Hi Maarten
3) read/write
access to a shared staging DB that can be used as scratch space for temporary tables
(similar to the staging DB on s1-analytics). If you create tables on staging, please
prefix them with your shell user id (e.g. dartar_foo).
You might want to start
using the toolserver/toollabs convention that if you add _p database, it can be viewed by
anyone. That way you can mark databases that don't contain private information and
might be opened up to more people in the future.

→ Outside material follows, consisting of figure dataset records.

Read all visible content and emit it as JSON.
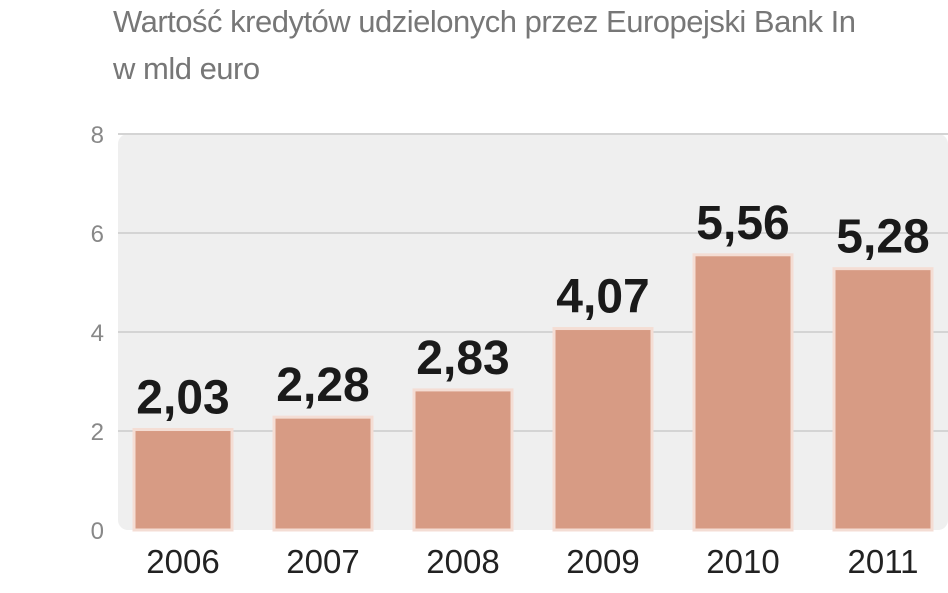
{
  "chart_data": {
    "type": "bar",
    "title": "Wartość kredytów udzielonych przez Europejski Bank In",
    "subtitle": "w mld euro",
    "categories": [
      "2006",
      "2007",
      "2008",
      "2009",
      "2010",
      "2011"
    ],
    "values": [
      2.03,
      2.28,
      2.83,
      4.07,
      5.56,
      5.28
    ],
    "value_labels": [
      "2,03",
      "2,28",
      "2,83",
      "4,07",
      "5,56",
      "5,28"
    ],
    "yticks": [
      "0",
      "2",
      "4",
      "6",
      "8"
    ],
    "ylim": [
      0,
      8
    ],
    "grid": true,
    "bar_color": "#d79b84",
    "plot_background": "#efefef"
  }
}
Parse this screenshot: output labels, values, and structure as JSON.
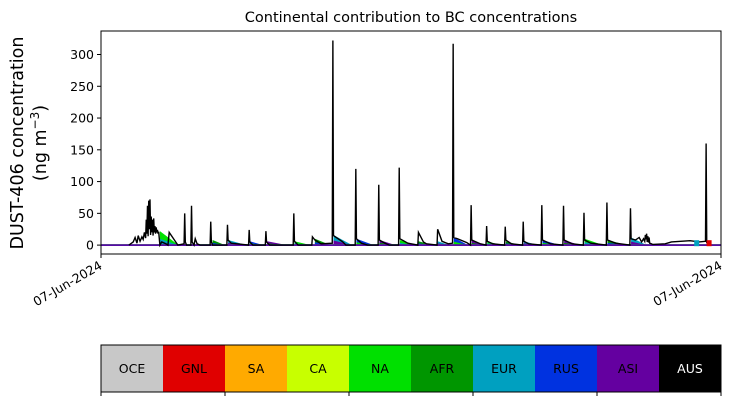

in fact, on s1-analytics we have two separate databases:
• “staging” is a sandbox for researchers to store all kind of temporary datasets, many of
which are not meant to be permanently retained or documented
• “prod” is meant to host well-documented datasets that do not contain private information
and are kosher for publication
We have several projects in the pipeline to generate datasets of analytics interest and
that we would like to expose to labs, these include:
• a master dataset of total monthly contributions by user by namespace by project
https://trello.com/c/3ecjp9aM/237-master-monthly-editor-activity-data
• a curated dataset of historical user registration times
https://trello.com/c/NB1WO9fM/315-historical-user-registration-data
• a dataset with revert metadata
https://trello.com/c/FZd4UIcR/29-revert-tracking-and-revert-dump-generation
We also have specs for new server-side logs that will track in a clean way page creations,
page moves and page deletions:
https://trello.com/c/aKzWq1e3/259-create-schemas-for-page-creation-moves-an…
Finally, we’re discussing how to expose to labs existing EventLogging schemas that include
public data that should be made publicly available. I don’t have a definite ETA for each
of these projects, but I’ll make sure we post announcements on the lists as soon as new
data becomes available.
Dario